Archaeologists discover lost church in submerged medieval settlement

Image Credit : Dirk Bienen-Scholt

A multi-institutional team of archaeologists have discovered the remains of a church from the submerged medieval settlement of Rungholt in the North Frisian Wadden Sea, Germany.

Rungholt reportedly sank beneath the waves when a storm tide (known as Grote Mandrenke or Den Store Manddrukning) struck the coast in January 1362.

Often known as the “Atlantis of the North Sea,” legend says that Rungholt was a prosperous and expansive town, said to have suffered a catastrophic fate as a divine retribution for the transgressions committed by its inhabitants.

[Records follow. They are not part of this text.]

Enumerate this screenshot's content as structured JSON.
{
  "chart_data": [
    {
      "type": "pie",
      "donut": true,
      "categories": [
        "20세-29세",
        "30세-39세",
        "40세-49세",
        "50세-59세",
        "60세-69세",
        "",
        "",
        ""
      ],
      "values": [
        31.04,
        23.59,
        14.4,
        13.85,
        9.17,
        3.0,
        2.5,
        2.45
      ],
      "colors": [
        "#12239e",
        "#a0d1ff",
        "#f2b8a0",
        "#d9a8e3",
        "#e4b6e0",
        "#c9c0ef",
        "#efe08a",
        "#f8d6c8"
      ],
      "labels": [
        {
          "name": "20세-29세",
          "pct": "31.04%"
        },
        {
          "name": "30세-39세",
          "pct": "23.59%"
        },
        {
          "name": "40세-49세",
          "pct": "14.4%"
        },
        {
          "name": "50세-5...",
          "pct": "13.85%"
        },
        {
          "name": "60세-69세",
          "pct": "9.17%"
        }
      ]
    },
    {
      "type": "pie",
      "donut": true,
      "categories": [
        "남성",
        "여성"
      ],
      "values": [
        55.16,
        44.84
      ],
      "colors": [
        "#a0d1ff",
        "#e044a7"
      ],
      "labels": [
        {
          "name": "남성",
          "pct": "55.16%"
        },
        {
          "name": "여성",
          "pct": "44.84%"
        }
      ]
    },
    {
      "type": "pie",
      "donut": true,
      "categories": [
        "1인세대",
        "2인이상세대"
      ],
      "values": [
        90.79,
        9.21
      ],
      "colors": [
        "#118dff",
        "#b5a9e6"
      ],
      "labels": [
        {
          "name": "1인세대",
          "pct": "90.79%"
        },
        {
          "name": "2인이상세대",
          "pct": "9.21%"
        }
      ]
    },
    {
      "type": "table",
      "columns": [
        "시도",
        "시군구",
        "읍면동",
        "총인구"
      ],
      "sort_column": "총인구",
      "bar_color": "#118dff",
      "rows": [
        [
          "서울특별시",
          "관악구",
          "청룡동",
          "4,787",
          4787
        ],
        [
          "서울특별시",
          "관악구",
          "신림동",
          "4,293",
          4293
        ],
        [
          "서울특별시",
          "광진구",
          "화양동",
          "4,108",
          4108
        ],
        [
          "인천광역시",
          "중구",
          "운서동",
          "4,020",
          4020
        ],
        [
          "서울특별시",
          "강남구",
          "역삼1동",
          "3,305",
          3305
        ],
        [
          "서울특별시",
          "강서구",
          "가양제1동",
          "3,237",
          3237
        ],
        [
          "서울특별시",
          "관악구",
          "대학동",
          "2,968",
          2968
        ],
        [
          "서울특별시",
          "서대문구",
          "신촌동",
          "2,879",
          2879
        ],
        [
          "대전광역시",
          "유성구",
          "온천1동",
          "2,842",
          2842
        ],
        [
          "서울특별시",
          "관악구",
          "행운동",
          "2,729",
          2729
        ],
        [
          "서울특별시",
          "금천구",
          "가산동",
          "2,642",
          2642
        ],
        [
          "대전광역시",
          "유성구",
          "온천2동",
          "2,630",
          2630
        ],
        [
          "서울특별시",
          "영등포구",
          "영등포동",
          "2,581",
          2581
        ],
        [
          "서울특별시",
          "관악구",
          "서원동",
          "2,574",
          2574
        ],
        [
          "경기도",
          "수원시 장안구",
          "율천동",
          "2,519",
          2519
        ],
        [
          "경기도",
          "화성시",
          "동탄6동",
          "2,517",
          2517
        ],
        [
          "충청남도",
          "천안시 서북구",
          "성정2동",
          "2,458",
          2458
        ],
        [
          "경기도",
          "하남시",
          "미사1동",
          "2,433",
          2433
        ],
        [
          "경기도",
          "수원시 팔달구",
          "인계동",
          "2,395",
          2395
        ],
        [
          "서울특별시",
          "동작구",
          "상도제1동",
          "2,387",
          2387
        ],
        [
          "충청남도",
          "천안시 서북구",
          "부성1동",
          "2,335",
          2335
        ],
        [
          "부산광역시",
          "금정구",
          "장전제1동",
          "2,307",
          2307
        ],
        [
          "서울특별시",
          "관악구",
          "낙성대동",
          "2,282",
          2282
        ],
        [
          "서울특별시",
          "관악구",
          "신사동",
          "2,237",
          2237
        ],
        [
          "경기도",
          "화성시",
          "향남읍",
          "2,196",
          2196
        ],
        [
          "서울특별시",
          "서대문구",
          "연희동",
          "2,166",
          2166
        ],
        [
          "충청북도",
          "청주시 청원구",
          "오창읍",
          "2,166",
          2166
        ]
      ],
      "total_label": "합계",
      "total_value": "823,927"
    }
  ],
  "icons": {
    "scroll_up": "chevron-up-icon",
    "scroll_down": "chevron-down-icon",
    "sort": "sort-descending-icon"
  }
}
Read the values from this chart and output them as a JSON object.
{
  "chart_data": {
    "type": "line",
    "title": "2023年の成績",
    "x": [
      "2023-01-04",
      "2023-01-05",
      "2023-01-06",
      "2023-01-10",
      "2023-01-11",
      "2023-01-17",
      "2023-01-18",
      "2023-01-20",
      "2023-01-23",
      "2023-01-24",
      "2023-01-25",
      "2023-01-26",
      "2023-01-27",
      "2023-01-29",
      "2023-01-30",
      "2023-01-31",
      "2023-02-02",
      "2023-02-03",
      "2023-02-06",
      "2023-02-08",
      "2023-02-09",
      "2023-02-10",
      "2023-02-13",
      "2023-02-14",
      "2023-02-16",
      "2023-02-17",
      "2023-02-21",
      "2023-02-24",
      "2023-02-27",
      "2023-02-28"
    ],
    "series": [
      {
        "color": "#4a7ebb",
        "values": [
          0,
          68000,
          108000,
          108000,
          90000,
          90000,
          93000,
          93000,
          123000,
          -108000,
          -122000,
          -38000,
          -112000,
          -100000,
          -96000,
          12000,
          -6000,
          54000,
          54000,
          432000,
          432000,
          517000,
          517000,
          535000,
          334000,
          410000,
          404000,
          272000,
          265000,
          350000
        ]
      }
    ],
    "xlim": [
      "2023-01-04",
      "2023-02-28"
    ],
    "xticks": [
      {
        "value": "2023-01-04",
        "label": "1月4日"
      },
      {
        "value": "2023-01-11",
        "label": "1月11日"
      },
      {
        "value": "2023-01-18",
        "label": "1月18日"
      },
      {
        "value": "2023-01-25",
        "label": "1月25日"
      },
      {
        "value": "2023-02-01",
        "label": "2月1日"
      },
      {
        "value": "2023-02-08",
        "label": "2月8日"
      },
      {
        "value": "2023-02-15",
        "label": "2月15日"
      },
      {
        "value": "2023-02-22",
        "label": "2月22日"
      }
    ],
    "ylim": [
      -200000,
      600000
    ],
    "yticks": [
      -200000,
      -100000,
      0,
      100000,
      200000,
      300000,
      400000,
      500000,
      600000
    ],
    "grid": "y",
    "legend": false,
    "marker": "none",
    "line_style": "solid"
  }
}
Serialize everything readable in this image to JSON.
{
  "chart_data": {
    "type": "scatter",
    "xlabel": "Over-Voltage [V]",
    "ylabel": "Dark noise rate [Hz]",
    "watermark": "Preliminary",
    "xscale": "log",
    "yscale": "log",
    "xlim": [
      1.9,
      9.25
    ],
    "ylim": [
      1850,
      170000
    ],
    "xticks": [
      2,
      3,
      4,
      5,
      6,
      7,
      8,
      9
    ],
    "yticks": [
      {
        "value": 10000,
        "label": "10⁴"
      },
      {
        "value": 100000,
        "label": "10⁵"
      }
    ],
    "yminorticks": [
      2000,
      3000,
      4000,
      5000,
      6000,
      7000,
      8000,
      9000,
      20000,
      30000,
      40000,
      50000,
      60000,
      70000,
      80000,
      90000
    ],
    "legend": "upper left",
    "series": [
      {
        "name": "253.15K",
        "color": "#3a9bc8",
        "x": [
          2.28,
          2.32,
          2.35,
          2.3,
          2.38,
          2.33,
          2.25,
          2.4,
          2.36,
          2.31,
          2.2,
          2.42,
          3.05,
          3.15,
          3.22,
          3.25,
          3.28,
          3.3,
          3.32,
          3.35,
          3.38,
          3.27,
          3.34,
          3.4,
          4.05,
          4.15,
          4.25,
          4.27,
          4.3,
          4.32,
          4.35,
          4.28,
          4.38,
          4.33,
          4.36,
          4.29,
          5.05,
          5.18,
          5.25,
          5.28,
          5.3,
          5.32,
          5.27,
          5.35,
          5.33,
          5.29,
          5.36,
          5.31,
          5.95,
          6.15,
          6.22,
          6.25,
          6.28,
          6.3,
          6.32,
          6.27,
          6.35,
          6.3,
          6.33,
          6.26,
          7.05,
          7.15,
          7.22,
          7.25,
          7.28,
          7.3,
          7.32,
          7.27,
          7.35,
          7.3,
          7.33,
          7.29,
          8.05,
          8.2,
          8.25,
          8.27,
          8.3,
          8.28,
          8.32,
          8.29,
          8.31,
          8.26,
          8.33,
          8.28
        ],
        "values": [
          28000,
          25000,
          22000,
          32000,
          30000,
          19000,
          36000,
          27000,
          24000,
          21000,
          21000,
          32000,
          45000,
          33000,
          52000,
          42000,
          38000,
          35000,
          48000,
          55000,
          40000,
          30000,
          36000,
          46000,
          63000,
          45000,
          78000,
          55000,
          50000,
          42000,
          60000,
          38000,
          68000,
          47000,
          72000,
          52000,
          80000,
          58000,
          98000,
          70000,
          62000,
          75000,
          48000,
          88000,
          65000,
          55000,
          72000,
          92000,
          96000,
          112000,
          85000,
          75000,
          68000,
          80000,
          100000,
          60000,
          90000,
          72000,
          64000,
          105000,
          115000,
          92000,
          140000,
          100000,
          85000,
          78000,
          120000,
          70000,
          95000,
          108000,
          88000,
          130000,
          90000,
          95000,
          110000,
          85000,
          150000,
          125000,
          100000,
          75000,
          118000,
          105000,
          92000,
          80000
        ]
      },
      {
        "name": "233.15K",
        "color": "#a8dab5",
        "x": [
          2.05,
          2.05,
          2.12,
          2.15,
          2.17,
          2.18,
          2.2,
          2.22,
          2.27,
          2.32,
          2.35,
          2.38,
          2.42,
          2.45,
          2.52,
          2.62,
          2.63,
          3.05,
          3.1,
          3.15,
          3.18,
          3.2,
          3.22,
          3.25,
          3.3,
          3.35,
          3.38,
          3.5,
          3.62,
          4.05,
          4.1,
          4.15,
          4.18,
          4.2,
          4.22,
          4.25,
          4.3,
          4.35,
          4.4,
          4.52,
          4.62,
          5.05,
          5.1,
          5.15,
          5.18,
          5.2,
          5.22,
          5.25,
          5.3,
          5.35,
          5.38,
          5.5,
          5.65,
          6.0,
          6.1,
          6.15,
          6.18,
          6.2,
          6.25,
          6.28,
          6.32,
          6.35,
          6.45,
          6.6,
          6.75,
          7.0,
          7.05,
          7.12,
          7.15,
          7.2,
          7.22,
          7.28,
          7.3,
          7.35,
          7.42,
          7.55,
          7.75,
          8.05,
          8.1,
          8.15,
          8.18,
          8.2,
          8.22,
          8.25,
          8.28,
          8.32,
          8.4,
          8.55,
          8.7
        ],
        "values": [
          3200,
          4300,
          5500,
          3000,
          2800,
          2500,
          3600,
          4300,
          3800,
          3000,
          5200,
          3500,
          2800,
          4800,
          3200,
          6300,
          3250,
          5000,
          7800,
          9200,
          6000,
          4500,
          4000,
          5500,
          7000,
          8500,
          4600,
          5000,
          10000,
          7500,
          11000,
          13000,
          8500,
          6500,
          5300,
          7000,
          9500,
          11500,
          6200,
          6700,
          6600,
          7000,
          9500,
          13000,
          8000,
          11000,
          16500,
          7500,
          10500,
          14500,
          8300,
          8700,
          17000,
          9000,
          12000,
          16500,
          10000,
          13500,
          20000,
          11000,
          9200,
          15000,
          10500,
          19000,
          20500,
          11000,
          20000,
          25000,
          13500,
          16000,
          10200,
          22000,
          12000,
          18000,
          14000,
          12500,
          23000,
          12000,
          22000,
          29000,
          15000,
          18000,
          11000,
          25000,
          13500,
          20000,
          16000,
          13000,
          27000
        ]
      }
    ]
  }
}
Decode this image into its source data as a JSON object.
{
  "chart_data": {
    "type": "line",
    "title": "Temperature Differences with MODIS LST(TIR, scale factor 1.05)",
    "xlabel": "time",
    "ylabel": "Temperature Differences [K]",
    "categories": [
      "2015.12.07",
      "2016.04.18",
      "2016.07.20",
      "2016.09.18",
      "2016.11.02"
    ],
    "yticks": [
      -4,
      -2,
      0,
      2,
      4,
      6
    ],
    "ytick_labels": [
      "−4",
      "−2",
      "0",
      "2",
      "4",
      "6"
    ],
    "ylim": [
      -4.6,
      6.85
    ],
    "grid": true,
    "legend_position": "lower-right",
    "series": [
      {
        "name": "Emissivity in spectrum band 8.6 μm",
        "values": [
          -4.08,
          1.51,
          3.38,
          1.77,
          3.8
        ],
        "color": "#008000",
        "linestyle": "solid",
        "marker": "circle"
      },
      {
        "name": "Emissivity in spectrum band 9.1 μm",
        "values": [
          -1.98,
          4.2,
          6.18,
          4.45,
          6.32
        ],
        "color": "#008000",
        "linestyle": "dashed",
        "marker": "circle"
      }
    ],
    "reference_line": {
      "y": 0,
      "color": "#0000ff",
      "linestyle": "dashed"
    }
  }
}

Researchers from Kiel University (CAU), Johannes Gutenberg University Mainz (JGU), the Centre for Baltic and Scandinavian Archaeology (ZBSA), and the State Archaeology Department Schleswig-Holstein (ALSH), have located the site of a large church using a combination of geoscientific and archaeological methods, such as magnetic gradiometry, electromagnetic induction, and seismics.

The team found a two-kilometre-long chain of medieval terps (settlement mounds), recorded by using geophysical prospection near Hallig Südfall. Among these terps are unmistakable structures that can be identified as the base of a church measuring 40 metres by 15 metres.

Dr Ruth Blankenfeldt, archaeologist at ZBSA, said: “The special feature of the find lies in the significance of the church as the centre of a settlement structure, which in its size must be interpreted as a parish with superordinate function.”

Surveys of the wider region spanning an area over ten square kilometres have also revealed 54 terps, well-organised drainage systems, a coastal dike featuring a tidal gate harbour, and two locations hosting smaller churches.

“Around Hallig Südfall and in other mudflats, the medieval settlement remains are already heavily eroded and often only detectable as negative imprints. This is also very evident around the church’s location, so we urgently need to intensify research here”, said Dr. Hanna Hadler from the Institute of Geography at Mainz University.